Choosing tyres feels harder than it should, mostly because the jargon gets in the way of a simple decision. Taken in order, it is five steps, and the first one does most of the work.
Step 1: Get the size right
Everything starts with the size, because a tyre that does not fit is not a choice at all. The figure, something like 205/55 R16 91V, sets the width, profile, rim size, load index and speed rating. It is found on the sidewall or in the driver's door-shut, and reading what it means takes a minute.
The rule: match the size exactly, and match or exceed the load index and speed rating the car maker specifies. The quickest route is a registration search, which pulls the correct size for the exact car. It is the lookup behind tyre-buying sites like Tyres.co.uk: enter the plate and the right options come up, with no sidewall-reading at all.
Step 2: Pick the season
Next, the type for the climate and use:
- Summer tyres for the best dry and warm-wet grip, ideal for mild driving most of the year
- Winter tyres for genuine cold, ice and snow, marked with the three-peak snowflake
- All-season tyres as the year-round compromise, carrying the snowflake for light winter use
For most UK drivers a quality summer or all-season tyre suits; only those in genuinely snowy areas, or driving in Europe's winter-tyre countries, need a dedicated winter set.

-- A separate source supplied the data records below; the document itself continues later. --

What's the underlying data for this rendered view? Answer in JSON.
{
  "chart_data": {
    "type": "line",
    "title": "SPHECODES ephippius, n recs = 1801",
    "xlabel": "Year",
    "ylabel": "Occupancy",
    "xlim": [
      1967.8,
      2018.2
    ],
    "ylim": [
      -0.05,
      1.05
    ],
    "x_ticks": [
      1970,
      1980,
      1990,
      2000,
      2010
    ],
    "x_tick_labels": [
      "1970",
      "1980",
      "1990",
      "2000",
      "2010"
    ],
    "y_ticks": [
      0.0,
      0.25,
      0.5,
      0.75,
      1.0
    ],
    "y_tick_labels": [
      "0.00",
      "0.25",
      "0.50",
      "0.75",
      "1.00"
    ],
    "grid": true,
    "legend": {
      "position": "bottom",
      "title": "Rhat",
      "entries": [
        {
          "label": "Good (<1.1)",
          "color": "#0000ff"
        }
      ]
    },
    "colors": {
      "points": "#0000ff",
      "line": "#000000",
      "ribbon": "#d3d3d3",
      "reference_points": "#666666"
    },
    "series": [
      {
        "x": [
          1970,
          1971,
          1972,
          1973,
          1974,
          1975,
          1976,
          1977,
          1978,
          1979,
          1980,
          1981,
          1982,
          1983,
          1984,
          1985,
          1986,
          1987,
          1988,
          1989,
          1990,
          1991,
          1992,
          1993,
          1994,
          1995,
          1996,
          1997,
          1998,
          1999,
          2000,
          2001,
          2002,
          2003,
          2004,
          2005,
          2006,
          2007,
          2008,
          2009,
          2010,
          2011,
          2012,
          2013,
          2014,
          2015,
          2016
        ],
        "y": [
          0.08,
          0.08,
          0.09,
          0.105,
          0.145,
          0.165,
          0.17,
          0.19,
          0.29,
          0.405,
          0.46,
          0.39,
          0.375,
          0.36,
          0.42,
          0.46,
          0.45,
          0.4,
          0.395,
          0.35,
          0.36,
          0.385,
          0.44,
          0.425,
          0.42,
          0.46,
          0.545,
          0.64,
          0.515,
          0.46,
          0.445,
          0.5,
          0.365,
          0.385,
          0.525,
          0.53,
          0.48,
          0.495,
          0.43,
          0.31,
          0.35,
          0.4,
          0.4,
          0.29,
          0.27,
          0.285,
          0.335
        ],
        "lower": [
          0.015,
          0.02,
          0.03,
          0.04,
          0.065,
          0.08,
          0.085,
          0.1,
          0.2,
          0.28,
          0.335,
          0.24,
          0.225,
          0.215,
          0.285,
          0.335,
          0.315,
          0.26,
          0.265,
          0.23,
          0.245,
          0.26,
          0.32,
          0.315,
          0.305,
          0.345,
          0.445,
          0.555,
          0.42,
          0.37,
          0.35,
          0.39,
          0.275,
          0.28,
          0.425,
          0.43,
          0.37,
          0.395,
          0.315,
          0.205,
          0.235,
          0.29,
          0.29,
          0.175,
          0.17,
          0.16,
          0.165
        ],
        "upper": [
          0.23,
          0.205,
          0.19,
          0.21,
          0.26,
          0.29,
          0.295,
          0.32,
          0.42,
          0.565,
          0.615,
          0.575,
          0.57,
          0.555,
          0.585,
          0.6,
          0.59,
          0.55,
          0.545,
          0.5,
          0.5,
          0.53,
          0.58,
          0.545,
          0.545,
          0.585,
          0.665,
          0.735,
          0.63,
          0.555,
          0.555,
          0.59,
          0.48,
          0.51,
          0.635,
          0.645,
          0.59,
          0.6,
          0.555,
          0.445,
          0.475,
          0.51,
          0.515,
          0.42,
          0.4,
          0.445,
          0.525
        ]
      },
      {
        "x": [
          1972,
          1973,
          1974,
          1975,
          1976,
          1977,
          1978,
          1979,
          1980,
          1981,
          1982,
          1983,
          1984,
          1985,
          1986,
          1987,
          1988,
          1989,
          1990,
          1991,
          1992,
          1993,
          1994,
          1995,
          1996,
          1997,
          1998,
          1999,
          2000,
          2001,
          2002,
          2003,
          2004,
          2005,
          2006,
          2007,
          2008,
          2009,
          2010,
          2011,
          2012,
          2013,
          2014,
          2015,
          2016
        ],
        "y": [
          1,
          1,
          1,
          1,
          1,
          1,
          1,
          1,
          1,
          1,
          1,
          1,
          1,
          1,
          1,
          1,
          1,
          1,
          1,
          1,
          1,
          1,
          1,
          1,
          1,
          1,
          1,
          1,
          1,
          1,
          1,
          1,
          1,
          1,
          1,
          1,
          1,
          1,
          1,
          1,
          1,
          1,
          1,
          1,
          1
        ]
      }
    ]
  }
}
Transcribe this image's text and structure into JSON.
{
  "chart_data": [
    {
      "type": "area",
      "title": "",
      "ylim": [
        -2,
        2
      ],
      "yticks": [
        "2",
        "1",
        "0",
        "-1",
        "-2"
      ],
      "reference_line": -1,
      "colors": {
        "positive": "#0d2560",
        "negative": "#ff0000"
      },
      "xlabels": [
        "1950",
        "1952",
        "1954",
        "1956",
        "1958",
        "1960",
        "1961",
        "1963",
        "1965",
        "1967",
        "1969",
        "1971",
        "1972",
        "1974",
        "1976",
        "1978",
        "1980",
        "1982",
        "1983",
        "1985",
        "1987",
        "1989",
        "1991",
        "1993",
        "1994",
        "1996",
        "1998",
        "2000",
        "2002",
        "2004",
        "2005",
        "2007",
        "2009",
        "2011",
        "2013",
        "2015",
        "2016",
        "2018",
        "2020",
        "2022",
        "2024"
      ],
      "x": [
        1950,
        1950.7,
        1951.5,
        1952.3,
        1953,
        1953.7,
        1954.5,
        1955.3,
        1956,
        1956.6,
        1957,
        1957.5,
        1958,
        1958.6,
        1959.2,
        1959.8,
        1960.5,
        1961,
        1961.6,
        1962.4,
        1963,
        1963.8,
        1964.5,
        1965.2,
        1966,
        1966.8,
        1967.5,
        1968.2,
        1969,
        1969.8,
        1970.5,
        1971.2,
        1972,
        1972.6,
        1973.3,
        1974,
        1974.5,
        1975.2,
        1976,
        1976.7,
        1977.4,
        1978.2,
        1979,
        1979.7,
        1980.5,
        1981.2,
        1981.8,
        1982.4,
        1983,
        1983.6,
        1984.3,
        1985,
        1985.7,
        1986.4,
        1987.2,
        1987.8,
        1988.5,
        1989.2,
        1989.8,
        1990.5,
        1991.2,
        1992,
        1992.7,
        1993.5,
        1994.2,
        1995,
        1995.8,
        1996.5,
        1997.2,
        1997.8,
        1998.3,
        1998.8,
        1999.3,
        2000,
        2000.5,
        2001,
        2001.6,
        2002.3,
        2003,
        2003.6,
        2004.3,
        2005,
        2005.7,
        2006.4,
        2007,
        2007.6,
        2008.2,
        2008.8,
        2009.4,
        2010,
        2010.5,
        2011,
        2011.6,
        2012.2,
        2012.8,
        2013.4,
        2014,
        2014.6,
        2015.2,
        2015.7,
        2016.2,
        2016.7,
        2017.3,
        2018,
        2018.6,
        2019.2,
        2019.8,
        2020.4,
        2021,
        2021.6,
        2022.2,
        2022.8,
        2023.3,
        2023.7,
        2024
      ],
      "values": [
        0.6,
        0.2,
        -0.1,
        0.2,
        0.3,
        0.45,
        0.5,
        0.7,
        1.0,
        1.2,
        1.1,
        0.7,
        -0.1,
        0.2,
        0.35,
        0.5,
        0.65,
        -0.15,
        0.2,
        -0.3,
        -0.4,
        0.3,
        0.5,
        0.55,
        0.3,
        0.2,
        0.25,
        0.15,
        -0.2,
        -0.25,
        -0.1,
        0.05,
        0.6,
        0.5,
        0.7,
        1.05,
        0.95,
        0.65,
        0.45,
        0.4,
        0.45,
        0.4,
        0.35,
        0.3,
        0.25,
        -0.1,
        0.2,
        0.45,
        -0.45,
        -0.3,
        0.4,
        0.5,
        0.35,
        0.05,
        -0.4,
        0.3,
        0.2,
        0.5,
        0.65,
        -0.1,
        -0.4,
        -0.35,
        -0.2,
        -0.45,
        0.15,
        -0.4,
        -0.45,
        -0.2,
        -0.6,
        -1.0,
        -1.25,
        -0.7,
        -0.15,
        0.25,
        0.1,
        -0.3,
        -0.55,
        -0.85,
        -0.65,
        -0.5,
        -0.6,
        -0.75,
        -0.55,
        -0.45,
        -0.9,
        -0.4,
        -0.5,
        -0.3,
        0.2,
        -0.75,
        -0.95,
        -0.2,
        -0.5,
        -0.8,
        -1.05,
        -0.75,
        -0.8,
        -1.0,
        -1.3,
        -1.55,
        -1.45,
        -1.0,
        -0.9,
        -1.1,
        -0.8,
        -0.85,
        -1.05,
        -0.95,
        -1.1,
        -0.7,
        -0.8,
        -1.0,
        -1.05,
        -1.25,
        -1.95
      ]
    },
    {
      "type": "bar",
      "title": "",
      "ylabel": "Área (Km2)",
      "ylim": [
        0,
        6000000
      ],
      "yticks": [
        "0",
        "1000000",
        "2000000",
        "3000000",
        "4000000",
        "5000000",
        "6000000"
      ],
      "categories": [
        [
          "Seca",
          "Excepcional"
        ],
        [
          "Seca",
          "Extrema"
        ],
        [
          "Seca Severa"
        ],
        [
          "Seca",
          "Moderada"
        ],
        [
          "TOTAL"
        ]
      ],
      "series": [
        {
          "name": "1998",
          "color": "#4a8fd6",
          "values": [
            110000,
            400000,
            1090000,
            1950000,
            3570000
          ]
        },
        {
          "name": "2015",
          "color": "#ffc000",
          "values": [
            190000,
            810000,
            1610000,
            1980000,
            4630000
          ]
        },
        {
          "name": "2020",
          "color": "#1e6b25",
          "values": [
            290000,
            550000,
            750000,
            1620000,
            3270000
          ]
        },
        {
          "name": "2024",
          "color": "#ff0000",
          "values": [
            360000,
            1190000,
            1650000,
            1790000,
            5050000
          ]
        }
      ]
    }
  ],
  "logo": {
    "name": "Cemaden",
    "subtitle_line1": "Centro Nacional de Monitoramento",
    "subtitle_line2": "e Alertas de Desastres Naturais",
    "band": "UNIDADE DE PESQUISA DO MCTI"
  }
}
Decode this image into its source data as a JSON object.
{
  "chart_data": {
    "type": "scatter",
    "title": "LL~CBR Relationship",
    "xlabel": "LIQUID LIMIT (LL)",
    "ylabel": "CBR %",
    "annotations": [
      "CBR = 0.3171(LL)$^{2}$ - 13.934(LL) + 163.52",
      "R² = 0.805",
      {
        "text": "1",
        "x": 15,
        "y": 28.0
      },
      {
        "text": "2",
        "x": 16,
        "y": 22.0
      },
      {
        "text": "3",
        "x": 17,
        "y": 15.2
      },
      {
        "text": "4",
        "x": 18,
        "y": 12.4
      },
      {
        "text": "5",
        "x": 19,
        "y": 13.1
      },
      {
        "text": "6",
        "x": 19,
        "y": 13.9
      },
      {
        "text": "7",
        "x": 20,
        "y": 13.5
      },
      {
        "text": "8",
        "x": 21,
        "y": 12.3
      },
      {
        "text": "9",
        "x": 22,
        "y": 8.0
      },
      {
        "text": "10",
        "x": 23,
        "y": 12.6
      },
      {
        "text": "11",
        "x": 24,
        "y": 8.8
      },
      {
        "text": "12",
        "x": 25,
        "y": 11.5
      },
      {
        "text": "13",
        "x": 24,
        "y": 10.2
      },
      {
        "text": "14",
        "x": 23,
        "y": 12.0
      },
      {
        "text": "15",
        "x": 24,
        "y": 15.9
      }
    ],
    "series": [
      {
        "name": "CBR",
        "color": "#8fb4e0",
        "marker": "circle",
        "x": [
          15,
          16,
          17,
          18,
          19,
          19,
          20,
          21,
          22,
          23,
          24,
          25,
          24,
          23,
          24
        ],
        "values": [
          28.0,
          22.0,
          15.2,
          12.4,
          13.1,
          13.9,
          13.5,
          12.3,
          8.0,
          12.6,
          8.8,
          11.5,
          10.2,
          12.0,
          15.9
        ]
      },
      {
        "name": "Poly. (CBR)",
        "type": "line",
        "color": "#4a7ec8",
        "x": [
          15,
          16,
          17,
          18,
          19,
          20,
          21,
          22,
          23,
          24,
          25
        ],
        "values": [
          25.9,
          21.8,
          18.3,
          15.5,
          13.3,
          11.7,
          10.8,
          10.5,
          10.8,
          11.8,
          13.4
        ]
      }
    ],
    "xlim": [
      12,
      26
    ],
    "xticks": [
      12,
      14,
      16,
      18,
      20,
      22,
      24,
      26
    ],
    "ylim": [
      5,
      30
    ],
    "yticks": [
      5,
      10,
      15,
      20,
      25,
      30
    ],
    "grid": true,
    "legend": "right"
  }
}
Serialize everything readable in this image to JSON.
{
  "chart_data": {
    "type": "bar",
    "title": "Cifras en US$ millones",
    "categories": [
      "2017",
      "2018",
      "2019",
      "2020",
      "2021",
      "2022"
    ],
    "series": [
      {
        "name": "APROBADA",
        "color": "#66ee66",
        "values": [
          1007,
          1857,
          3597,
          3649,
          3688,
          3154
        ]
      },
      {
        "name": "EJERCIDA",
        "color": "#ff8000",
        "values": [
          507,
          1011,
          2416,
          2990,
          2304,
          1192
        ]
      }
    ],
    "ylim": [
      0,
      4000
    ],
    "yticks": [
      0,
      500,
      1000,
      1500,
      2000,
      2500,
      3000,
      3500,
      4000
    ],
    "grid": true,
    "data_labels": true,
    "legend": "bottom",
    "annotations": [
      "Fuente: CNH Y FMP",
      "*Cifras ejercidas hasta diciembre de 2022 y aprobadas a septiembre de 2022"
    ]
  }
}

Step 3: Set the quality tier
Then the budget question, premium, mid-range or budget. This is the biggest price lever, and the differences between the tiers are real: braking distances, wear life and noise all track with the tier. The right answer depends on mileage and priorities, not just the sticker price.
Step 4: Match it to your driving
Within a tier, tyres are tuned for different things, grip, economy, comfort, longevity. A motorway commuter, a town runabout and a keen driver are each best served by a different design, which is what matching the tyre to how and where a car is driven is about.
Step 5: Read the label
Finally, the EU label settles ties. Every tyre carries one showing fuel efficiency, wet grip and noise, all on a simple scale. Wet grip is the one to weight most heavily, since it is the safety figure. The full picture is in the things to check before buying.
With the size and ratings settled, buying is the easy part: a tyre in the right specification can be ordered online and fitted at a local centre at a booked time, or brought to the car by a mobile fitter, so the decision is about the tyre rather than the errand.
From the workshop: people agonise over brand and forget the size, then order something that won't fit. Get the size and ratings nailed first, that's the bit that has to be right. Brand, season, budget all come after, and there's no wrong answer there, only a better-suited one.
Sources and accuracy. This guidance reflects standard fitment and labelling practice at the time of writing. The size and ratings for a specific car are set by its maker and shown in the handbook. If anything here looks wrong, get in touch and we will check it and put it right.
Common questions
How do I know which tyres to buy for my car?+
Start with the size on the sidewall or in the door-shut, which sets the width, profile, rim, load index and speed rating you must match or exceed. Then choose the season, the quality tier to suit your budget and mileage, and check the EU label. A registration search will pull the correct size automatically.
What is the most important thing when choosing tyres?+
Getting the size, load index and speed rating right, these must match what the car needs, and a tyre that meets them is safe and legal. Everything after that, like brand tier and season, is about value and suitability rather than fitment.
Can I fit a different brand of tyre to my car?+
Yes, as long as the size, load index and speed rating are correct. The car maker specifies those, not the brand, so any quality tyre in the right size and ratings will fit. It is best to keep the pair across an axle matched, though.
Do I have to buy the same tyres the car came with?+
No. The original tyres are one good option, but any tyre in the correct size and ratings is a valid choice. Many drivers move up or down a quality tier, or switch to all-season tyres, when the originals wear out.